Paris: Survivor Holocaust France has condemned the anti-vaccination protesters compared themselves to Jews persecuted by Nazi Germany during World War II.
French officials and anti-racism groups joined 94-year-old children in expressing anger.
Because more than 100,000 people marched in France on the rules of the government vaccine on Saturday, several demonstrators wearing a yellow star who remember the people who were forced by the Jews.
Other demonstrators carry signs of awakening the Auschwitz death camp or the apartheid regime of South Africa, claiming the French government is unfair to persecute them with anti-pandemic steps.
“You can’t imagine how annoyed I was “I used the star, I knew what it was, I still had it in my flesh, ” Szwarc, who was deported from France by the Nazi, said with tears in his eyes.” It is the task of everyone not to allow racist waves that are outrageous, antisemitics, Beyond us.
“French state secretary for military affairs, who also attended the ceremony, called the protesters’ actions” could not be tolerated and embarrassed for our Republic.
“The international league against racism and anti-Semitism said the protesters were” mocked the victims of the Holocaust ‘”.
‘And minimize crime against humanity carried out during World War II.
Saturday’s protest involved a mixture of angry people to the government for various reasons, and especially the right supporters.
Prominent French French numbers have been punished in the past antisemitism, racism and denying the Holocaust.
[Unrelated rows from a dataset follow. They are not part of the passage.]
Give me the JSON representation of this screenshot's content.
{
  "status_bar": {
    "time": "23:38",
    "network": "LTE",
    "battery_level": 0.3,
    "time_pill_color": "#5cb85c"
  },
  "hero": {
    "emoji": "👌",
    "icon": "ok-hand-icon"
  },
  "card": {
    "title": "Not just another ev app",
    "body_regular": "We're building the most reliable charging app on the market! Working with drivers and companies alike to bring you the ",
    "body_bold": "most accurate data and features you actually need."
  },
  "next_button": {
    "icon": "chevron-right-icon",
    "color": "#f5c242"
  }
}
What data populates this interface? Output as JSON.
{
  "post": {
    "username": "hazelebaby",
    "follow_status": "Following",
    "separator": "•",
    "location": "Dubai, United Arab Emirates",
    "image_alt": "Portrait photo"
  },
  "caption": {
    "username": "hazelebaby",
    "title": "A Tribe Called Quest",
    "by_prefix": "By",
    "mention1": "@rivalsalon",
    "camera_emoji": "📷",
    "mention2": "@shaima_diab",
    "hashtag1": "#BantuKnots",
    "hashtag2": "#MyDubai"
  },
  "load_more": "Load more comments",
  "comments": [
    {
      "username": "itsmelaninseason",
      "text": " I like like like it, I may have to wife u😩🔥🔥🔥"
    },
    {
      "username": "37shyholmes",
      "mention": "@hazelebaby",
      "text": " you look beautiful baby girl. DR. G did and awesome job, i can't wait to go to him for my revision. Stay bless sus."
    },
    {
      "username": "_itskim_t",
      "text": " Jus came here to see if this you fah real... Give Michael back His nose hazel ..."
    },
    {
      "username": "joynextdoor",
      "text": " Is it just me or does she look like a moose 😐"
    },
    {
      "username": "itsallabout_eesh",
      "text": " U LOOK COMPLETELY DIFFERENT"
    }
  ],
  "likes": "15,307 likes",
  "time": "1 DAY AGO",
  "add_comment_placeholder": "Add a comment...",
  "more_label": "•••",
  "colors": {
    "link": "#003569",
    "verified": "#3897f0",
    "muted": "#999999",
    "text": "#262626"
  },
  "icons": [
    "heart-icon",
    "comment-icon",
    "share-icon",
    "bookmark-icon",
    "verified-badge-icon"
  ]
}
The government introduces a Monday bill that requires all health care workers to be vaccinated against Coronavirus and requires Covid feeds to enter restaurants and other places.
In a large protest in Paris on Saturday against the vaccine rules, a demonstrator attached a star behind reading “not vaccinated.
” Bruno Auquier, a member of the 53-year-old city council who lives on the outskirts of Paris, drawing a yellow star.
On the story and sharing the band Arm with a star.
“I will never be vaccinated,” said Auquier.
“People need to wake up,” he said, questioning the security of the Covid-19 vaccine.
Auquier expressed concern that new steps would limit both of his freedom and promised to take them out of school if vaccination became mandatory.
Polling suggests.
The French people supported the steps, but they had pushed anger in several places.
Vandal targets two vaccination centers in southwestern France over the weekend.
One was burned, and the other closed graffiti, including reference to the Nazi France job.
France has reported more than 111,000 deaths in pandemic, and new cases that are confirmed increasing again, raising concerns about new pressure in hospitals and further restrictions that will damage work and business.